Crise humanitaire aux Bahamas après Dorian
Entre évacuations, recherches de victimes et risques sanitaires, les Bahamas font face à une crise humanitaire qui s’annonce longue, une semaine après le passage dévastateur de l’ouragan Dorian, qui a encore causé des dégâts très loin de là, au Canada.
Le ministre de la Santé Duane Sands, cité par la presse locale, a indiqué dimanche soir que l’ouragan avait fait au moins 44 morts. Mais les dirigeants de l’archipel ont averti que le bilan allait irrémédiablement grimper.
Les rescapés interrogés ces derniers jours sur l’île d’Abaco, contre laquelle Dorian s’est acharné pendant de longues heures les 1er et 2 septembre, avec des vents à plus de 250 km/h, laissaient craindre le pire.
« Il y a des morts partout »; « des corps traînent encore », témoignaient-ils en tentant par tous les moyens, bateaux ou avions, de quitter leur île privée d’eau et d’électricité, où les déchets s’amoncelaient au milieu des débris sous une chaleur intense.
Natasha Young, blessée lors du passage de l’ouragan, a été évacuée dès lundi vers Nassau. Sortie de l’hôpital, elle attend depuis sur les quais du port de la capitale bahaméenne l’arrivée de ses proches, dont elle est sans nouvelles.
« J’ai retrouvé hier ma mère et ma tante. Nous attendons tous désormais mon frère, mes neveux et nièces et mes enfants », a confié dimanche à l’AFP la jeune femme de 24 ans. « Je n’irai pas dans un refuge tant que la famille ne sera pas réunie. »
Face aux risques sanitaires, le ministère de la Santé bahaméen et l’Organisation panaméricaine de la santé ont tenu à rassurer: aucune épidémie ne frappe actuellement les Bahamas.
« Aucune île des Bahamas n’a été placée en quarantaine », précisent-ils dans un communiqué commun. « Les inondations peuvent potentiellement accroître la transmission de maladies contagieuses liées à l’eau.
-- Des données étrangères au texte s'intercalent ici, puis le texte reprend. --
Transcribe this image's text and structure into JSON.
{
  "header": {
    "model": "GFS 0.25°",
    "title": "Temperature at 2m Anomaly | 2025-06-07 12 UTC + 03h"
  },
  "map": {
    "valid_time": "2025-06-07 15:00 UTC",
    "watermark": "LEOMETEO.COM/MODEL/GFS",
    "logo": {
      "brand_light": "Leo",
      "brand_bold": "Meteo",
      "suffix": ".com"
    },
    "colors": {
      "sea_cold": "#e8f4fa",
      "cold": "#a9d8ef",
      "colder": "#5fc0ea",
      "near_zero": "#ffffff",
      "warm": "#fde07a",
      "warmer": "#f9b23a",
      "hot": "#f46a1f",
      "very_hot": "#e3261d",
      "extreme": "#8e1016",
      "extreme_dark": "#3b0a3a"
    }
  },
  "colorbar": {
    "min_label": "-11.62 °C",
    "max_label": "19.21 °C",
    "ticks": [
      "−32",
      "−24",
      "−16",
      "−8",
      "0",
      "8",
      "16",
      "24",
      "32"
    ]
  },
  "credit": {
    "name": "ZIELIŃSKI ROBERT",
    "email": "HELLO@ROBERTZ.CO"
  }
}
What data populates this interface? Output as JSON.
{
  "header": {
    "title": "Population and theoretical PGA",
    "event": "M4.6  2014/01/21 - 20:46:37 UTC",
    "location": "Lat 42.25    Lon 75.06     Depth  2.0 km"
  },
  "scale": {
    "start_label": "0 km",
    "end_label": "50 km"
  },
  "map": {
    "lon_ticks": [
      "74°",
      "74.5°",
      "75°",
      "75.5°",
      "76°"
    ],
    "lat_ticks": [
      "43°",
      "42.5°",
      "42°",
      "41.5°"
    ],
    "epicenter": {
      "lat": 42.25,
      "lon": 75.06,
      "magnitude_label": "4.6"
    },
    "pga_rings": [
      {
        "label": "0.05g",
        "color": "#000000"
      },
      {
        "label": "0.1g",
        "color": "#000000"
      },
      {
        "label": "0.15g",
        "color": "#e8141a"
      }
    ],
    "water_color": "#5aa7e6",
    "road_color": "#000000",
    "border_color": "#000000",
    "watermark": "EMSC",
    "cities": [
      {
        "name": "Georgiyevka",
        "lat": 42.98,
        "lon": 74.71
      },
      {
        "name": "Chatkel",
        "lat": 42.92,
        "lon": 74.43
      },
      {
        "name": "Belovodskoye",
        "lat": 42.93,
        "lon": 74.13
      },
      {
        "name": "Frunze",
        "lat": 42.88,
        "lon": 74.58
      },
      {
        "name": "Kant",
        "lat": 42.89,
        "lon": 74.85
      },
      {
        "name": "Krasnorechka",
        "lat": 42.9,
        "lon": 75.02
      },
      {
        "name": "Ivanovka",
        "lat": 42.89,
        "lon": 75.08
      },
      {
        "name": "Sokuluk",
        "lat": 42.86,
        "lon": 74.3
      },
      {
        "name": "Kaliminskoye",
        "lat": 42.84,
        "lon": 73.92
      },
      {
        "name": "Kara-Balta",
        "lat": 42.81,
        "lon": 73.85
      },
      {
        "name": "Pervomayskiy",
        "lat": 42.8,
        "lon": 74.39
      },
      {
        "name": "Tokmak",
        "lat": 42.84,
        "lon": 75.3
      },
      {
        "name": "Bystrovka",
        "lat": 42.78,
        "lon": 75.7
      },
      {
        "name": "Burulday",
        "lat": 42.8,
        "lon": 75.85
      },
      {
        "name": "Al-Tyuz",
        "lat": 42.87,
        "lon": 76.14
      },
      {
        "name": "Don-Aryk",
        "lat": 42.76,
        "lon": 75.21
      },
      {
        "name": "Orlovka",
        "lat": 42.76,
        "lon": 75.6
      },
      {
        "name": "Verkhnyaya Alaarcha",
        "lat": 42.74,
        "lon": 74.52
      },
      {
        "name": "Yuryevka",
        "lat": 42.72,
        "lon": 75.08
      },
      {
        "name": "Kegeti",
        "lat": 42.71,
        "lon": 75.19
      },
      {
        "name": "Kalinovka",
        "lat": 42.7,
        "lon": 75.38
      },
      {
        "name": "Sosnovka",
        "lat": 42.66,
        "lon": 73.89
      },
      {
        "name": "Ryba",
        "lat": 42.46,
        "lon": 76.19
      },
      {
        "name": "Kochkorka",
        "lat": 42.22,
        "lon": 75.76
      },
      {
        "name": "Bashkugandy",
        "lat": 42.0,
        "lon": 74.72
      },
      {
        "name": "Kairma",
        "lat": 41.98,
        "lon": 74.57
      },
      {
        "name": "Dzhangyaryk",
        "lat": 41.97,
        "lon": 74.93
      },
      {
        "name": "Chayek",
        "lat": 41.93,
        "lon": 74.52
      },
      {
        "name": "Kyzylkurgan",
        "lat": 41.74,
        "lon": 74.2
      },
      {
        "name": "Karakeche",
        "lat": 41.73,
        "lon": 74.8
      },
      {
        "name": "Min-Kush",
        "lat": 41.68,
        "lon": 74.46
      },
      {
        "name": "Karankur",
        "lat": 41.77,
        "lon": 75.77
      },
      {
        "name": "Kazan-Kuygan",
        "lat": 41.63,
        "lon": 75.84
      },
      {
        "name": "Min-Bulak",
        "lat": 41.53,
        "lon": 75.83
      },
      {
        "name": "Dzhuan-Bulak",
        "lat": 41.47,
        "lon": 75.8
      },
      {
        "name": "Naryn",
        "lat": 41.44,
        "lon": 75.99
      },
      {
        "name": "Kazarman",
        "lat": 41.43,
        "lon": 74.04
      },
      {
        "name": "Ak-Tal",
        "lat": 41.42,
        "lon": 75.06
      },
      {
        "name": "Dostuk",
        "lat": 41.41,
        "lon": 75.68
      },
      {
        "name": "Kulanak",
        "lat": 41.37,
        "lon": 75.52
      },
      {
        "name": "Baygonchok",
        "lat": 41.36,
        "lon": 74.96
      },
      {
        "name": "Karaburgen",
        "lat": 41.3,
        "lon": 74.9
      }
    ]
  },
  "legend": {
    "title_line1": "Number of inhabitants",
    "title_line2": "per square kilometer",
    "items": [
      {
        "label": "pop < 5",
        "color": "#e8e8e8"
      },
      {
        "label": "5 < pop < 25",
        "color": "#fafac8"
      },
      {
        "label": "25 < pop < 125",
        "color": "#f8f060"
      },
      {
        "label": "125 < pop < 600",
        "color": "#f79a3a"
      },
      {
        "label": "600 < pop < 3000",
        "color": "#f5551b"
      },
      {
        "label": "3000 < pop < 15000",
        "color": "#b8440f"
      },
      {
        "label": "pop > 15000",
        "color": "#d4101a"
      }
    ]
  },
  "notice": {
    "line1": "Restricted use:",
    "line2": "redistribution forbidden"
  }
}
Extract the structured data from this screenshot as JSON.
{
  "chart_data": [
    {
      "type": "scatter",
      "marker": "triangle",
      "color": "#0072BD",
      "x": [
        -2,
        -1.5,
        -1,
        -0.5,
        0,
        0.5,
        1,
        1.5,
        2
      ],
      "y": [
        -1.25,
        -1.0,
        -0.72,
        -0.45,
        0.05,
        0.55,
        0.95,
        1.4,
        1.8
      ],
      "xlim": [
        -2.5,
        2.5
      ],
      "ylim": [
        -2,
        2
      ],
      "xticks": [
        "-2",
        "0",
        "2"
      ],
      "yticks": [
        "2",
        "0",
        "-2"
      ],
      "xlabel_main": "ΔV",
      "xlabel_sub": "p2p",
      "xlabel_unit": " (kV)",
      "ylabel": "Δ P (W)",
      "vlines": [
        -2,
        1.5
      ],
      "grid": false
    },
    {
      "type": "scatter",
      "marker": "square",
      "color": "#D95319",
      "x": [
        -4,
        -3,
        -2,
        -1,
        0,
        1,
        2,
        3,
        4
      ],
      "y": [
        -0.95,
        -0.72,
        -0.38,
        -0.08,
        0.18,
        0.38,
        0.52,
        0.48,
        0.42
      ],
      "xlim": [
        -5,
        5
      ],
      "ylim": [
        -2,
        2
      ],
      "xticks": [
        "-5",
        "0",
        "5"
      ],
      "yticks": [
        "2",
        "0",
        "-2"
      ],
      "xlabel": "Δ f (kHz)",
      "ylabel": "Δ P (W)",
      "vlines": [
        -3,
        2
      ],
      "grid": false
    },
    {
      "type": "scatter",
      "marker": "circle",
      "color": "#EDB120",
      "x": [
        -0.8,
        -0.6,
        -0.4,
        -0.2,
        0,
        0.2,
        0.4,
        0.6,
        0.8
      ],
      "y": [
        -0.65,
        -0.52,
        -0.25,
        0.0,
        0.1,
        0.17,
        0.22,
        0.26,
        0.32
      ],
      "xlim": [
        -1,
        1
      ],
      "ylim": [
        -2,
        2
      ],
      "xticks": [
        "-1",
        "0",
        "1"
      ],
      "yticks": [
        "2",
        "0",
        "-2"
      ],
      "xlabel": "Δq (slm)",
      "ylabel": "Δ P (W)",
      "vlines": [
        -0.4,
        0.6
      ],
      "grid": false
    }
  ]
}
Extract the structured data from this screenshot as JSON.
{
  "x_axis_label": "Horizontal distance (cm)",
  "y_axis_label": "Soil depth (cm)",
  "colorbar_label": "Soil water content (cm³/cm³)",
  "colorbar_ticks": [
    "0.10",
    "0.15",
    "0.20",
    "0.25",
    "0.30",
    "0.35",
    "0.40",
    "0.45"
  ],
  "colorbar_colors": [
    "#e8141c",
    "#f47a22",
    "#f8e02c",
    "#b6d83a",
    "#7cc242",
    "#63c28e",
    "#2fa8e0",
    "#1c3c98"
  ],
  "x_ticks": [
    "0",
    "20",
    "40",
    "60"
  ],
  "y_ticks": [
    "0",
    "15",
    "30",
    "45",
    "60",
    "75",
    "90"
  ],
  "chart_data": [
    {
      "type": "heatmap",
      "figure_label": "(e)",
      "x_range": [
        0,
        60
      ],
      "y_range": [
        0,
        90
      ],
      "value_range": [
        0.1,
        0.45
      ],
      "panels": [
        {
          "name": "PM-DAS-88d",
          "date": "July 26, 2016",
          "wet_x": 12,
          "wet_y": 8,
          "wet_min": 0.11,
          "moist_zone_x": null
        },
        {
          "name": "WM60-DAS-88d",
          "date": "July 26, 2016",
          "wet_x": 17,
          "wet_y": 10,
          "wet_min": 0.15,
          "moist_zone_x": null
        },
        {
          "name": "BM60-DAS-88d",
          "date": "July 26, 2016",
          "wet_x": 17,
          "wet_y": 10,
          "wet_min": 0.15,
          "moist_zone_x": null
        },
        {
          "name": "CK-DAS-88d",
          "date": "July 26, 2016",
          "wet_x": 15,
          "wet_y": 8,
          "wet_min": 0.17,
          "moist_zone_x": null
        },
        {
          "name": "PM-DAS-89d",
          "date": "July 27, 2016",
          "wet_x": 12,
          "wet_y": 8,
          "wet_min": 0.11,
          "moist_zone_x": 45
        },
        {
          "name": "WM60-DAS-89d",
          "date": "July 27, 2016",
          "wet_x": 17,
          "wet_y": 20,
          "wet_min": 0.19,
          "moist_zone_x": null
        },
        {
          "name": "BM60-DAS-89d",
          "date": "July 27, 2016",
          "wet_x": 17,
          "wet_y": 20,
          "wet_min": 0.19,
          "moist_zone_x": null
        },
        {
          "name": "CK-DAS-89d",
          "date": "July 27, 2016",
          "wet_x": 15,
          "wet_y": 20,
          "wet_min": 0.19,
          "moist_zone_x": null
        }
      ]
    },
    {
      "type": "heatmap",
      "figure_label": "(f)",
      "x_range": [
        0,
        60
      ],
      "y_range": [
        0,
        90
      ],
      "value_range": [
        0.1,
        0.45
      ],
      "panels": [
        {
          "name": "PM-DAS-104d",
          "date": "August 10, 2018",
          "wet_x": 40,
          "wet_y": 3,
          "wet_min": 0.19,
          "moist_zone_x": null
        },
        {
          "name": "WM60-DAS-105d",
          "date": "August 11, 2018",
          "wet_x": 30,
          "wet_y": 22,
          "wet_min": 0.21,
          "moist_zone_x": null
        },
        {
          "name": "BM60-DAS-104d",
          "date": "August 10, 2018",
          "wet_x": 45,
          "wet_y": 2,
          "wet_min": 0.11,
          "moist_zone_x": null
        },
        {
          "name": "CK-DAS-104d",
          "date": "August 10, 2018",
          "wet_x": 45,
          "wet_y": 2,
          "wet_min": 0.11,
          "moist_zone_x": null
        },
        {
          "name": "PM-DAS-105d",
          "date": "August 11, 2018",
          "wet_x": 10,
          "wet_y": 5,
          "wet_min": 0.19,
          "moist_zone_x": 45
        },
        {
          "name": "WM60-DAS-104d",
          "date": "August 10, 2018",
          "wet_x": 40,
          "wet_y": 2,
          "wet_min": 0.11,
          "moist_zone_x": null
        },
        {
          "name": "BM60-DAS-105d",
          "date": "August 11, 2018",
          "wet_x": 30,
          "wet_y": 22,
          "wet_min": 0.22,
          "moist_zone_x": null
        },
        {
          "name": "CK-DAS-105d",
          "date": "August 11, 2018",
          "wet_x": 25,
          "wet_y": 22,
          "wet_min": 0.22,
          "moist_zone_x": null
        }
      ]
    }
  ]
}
Néanmoins, aucun cas de choléra n’a été détecté pour le moment, et le nombre de maladies infectieuses n’a pas non plus augmenté. »
Dorian a laissé au moins 70.000 personnes sans abri dans les îles les plus sévèrement touchées, Abaco et Grand Bahama, selon l’ONU, dont le Programme alimentaire mondial a acheminé sur place près de 15.000 repas et des tonnes d’équipement.
La dévastation va durer « des générations », avait prévenu dès jeudi le Premier ministre des Bahamas Hubert Minnis alors que l’archipel touristique s’apprêtait à affronter une longue crise humanitaire.
Il a souligné que Nassau ne pouvait « pas accueillir tous les sinistrés », qui pourraient y être hébergés temporairement sous des tentes.
Des Haïtiens, nombreux à vivre dans un bidonville complètement rasé par l’ouragan sur l’île d’Abaco, ont accusé le gouvernement bahaméen d’avoir donné la priorité à ses ressortissants pour les évacuations.
A des milliers de kilomètres plus au nord, Dorian, après avoir relativement épargné les côtes américaines, a poursuivi sa route au-dessus du Canada, drainant dans son sillage de fortes bourrasques (jusqu’à 140 km/h), des pluies torrentielles et des vagues de près de vingt mètres.
Requalifié en « cyclone post-tropical très intense » par le Centre canadien de prévision des ouragans (CCPO), il a touché terre samedi soir dans la province de la Nouvelle-Ecosse.
Des arbres ont été déracinés, des lignes électriques sont tombées et une grue s’est effondrée sur un immeuble en construction à Halifax, mais aucun blessé grave n’a été signalé.
Désertées pendant le passage de Dorian, les rues de la ville portuaire de 400.000 habitants, qui abrite la flotte canadienne atlantique, ont repris vie dimanche au son des tronçonneuses.
Les autorités canadiennes ont indiqué avoir été mieux préparées que pour l’ouragan Juan, qui avait causé des dégâts considérables dans la région en 2003.
Plus de 500.000 personnes ont été privées d’électricité à travers les provinces Maritimes du Canada (Nouvelle-Ecosse, Ile du Prince Edouard et Nouveau Brunswick), selon le CCPO. Quelque 700 soldats aidaient dimanche aux opérations de déblayage.
Dimanche à 22H00 GMT, Dorian se déplaçait au-dessus du détroit de Belle Isle, qui sépare l’île de Terre-Neuve du Labrador, accompagné de vents de jusqu’à 110 km/h, selon le dernier bulletin du CCPO.
La dépression devait continuer de faiblir et s’éloigner au-dessus de l’Atlantique, en direction de l’Europe, dans le courant de la nuit de dimanche à lundi.